I.
Aunque se han ensayado algunas fórmulas más o menos
lunáticas para definirla ― como la impagable Sociedad del conocimiento y la
información ―, el nombre más exitoso para definir a nuestra extraña época es el de Sociedad
de consumo. Visto en perspectiva, no deja de ser sorprendente si se
investiga la historia de la palabra: “El término “consumo” tiene raíces
etimológicas tanto inglesas como francesas. En su forma original consumir
significaba destruir, saquear, someter, acabar o terminar. Es una palabra
forjada a partir de un concepto de violencia y, hasta el presente siglo, [se
refiere al siglo XX] tenía tan solo connotaciones negativas. A finales de los
años 20 la palabra se empleaba para referirse a la peor de las epidemias del
momento: la tuberculosis. En la actualidad [1994] el americano medio consume el
doble de lo que podía consumir a finales de la segunda guerra mundial. La
metamorfosis del concepto de consumo desde el vicio hasta la virtud es uno de
los fenómenos más importantes observados durante el transcurso del siglo XX”[1].
En efecto, sea como fuere, este invento del siglo XX
no es sólo la locomotora de la economía, es mucho más, es la vía a la
felicidad. Nunca fuimos más felices que en la época transcurrida durante el
segundo mandato de Aznar y el primero de Zapatero, cuando gastábamos lo que
teníamos y lo que dábamos por hecho que nos tocaría en el futuro.
Pero es evidente que el consumo es imposible de entender sin el
consumidor. Hay quien ha puesto como ejemplo del mayor grado de ciudadanía la
figura del consumidor responsable, lo que cuernos quiera eso decir...

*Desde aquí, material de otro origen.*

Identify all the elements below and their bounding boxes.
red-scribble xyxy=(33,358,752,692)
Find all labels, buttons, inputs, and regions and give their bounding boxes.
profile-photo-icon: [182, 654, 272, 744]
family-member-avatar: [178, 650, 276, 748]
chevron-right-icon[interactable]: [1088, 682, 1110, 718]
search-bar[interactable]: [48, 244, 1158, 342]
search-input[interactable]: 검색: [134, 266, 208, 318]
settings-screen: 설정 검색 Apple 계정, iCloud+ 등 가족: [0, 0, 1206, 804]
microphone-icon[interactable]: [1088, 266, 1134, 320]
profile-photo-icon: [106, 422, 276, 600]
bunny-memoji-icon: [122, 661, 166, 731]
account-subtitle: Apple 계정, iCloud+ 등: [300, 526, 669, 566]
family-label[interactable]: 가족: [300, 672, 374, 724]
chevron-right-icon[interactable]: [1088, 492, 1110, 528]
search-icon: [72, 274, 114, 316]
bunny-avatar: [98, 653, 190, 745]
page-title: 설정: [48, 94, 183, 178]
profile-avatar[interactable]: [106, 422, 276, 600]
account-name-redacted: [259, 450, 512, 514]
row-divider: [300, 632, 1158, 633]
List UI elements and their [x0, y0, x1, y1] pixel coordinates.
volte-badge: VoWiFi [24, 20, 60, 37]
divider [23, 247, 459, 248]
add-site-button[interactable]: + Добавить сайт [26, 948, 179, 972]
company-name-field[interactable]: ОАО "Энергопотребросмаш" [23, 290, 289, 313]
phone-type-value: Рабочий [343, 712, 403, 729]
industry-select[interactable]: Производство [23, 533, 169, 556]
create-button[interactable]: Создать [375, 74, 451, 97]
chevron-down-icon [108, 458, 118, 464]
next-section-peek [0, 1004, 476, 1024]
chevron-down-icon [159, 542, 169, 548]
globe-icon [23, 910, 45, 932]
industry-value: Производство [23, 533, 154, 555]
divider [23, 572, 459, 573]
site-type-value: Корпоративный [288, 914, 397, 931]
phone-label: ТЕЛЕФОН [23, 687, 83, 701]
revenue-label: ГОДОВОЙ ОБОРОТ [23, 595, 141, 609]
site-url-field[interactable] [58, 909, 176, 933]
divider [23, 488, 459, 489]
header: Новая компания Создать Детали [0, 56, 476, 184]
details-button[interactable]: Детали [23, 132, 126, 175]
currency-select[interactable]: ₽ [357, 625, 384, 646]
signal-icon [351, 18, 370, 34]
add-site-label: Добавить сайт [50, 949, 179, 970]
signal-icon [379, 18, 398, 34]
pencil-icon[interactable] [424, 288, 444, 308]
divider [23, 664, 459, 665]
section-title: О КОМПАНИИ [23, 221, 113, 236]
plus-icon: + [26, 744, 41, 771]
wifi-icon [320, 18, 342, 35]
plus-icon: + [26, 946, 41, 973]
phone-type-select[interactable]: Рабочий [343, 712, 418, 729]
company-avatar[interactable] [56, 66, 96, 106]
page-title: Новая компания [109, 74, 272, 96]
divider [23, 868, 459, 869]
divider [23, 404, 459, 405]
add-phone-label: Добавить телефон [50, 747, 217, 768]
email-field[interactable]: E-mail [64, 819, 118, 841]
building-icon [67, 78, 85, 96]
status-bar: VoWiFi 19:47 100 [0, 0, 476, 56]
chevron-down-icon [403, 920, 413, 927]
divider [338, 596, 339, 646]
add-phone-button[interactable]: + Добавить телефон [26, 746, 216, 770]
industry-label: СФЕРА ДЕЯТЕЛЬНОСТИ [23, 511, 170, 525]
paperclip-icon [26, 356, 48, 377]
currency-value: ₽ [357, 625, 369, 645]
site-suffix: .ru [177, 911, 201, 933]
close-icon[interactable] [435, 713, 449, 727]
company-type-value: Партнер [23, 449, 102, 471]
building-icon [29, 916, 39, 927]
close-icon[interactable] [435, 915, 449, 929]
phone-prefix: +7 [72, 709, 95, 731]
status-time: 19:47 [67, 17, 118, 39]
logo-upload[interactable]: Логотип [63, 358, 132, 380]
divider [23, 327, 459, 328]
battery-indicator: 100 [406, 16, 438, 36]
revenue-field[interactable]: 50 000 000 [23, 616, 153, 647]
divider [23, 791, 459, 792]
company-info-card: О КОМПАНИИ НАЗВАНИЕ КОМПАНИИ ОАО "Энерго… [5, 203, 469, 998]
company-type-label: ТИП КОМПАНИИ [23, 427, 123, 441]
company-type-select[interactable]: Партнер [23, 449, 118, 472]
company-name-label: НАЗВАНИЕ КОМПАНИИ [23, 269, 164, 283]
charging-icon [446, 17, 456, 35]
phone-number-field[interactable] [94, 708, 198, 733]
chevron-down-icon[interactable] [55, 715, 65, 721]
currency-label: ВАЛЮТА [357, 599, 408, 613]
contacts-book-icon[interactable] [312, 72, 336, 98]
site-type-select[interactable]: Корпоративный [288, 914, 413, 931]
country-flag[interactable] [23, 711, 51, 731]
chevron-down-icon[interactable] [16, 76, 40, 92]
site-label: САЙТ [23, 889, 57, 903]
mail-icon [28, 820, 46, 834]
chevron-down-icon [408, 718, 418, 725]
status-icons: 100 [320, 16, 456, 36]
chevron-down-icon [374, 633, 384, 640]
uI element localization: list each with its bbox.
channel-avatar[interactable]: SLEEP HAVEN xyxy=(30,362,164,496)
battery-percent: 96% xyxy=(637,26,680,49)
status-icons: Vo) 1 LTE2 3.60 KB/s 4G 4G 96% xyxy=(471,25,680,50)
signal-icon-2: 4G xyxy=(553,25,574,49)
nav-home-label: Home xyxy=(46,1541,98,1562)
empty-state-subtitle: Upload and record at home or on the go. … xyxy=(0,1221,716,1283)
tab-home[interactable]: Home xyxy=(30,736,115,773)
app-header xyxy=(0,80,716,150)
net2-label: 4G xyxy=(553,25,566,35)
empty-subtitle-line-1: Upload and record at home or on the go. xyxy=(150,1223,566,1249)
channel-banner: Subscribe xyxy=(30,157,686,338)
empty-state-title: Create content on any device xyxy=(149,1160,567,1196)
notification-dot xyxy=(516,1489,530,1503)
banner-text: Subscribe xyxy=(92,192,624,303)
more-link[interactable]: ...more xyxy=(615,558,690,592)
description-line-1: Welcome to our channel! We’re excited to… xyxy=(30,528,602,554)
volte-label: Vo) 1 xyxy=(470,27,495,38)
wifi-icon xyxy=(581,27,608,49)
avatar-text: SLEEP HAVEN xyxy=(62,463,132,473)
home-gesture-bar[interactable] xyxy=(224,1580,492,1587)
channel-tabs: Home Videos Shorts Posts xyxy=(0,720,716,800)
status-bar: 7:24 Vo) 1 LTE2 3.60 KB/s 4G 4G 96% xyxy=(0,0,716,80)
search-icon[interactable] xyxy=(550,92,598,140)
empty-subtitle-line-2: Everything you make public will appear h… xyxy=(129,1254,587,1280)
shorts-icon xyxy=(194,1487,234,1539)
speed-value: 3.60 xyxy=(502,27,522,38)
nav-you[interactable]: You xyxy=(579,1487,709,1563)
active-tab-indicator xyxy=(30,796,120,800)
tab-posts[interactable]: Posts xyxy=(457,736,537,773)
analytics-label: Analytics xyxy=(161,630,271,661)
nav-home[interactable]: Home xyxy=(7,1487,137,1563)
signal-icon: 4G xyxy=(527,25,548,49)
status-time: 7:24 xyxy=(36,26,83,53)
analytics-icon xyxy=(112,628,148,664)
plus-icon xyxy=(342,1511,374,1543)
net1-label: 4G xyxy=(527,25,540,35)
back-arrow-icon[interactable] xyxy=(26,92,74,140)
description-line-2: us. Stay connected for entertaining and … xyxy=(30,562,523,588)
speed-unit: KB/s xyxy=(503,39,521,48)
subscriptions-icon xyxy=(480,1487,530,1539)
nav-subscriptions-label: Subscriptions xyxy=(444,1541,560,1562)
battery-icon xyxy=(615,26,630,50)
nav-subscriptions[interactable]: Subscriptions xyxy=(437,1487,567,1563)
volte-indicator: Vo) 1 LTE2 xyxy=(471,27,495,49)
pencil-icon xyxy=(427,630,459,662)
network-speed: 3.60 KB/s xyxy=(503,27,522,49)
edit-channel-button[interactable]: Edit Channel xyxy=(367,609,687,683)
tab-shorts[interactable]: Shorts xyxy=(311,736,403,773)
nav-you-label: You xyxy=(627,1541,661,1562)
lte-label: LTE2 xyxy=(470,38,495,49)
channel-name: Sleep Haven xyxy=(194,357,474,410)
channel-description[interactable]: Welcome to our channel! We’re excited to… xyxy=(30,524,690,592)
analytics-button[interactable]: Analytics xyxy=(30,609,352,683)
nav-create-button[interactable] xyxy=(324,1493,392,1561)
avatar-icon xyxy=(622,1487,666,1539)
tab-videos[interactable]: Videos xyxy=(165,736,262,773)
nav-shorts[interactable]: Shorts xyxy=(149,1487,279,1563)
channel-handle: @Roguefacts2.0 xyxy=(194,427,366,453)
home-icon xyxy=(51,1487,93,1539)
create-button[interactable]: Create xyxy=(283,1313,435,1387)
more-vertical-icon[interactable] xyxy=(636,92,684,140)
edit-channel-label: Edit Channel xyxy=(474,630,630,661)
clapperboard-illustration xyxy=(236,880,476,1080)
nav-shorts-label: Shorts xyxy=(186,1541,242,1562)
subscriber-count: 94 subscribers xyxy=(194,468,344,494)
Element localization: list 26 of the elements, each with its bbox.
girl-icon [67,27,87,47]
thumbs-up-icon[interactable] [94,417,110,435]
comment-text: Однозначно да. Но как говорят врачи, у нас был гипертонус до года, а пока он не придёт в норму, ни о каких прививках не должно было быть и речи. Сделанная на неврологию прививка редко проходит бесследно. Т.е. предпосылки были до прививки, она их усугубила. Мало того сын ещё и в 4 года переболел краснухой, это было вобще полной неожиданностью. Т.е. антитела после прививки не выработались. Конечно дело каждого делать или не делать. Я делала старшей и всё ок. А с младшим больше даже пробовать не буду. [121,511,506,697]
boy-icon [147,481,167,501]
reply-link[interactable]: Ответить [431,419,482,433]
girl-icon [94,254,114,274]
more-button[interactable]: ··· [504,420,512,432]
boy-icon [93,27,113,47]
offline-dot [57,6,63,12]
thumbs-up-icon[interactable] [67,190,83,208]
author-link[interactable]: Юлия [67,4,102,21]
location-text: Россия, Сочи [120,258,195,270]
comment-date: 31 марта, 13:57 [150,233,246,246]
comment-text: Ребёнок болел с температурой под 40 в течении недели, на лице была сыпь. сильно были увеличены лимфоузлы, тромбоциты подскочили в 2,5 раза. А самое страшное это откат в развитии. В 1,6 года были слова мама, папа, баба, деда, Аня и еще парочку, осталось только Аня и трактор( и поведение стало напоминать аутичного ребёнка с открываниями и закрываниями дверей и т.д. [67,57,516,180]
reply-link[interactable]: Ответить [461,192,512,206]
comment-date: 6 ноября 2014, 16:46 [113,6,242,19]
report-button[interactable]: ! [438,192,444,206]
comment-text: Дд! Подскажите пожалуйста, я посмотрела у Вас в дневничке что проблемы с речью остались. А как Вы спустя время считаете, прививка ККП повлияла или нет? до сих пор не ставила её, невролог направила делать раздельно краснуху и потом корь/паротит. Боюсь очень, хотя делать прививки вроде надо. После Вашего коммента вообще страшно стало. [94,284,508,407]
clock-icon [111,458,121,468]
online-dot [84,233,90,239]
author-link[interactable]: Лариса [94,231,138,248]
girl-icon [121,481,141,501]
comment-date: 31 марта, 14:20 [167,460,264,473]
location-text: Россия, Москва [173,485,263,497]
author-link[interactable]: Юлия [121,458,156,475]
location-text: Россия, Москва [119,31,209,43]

Aunque sea el más importante, porque sin él no existiría la sociedad a la que
define, o viceversa, es el último eslabón de la cadena. La idea, el diseño, la
fabricación, la distribución y la promoción sólo tienen sentido si tantos
esfuerzos logran atraer al consumidor. Porque ― haciendo abstracción de que los que están
implicados en todas las fases de la producción son, a su vez, consumidores ―, el
consumidor es una figura pasiva que recibe el resultado final y su mayor
participación en el proceso es decidir si compra o no. Y aún en el asunto de la
elección recibe ayuda, pues no me parece casual que, de la noche a la mañana,
el gintonic se haya convertido en la bebida y correr sin que
nadie te persiga, la solución a cualquier desajuste físico, por citar sólo dos
ejemplos recientes.
II.
El espectador es una variante especializada del
consumidor y tiene toda una rama de la producción a su servicio, la poderosa industria
del entretenimiento. Siempre me ha llamado la atención la ingenuidad con la
que hacen pública su función. Tenernos entretenidos, como a los niños pequeños,
para que no hagamos trastadas. ¿Qué trastadas podemos hacer? ¿Qué es eso tan
peligroso a lo que nos podríamos dedicar si no estuvieran ellos para
distraernos como el padre que juega con el peluche para que el bebé olvide el
dolor de encías? Que cada quien imagine...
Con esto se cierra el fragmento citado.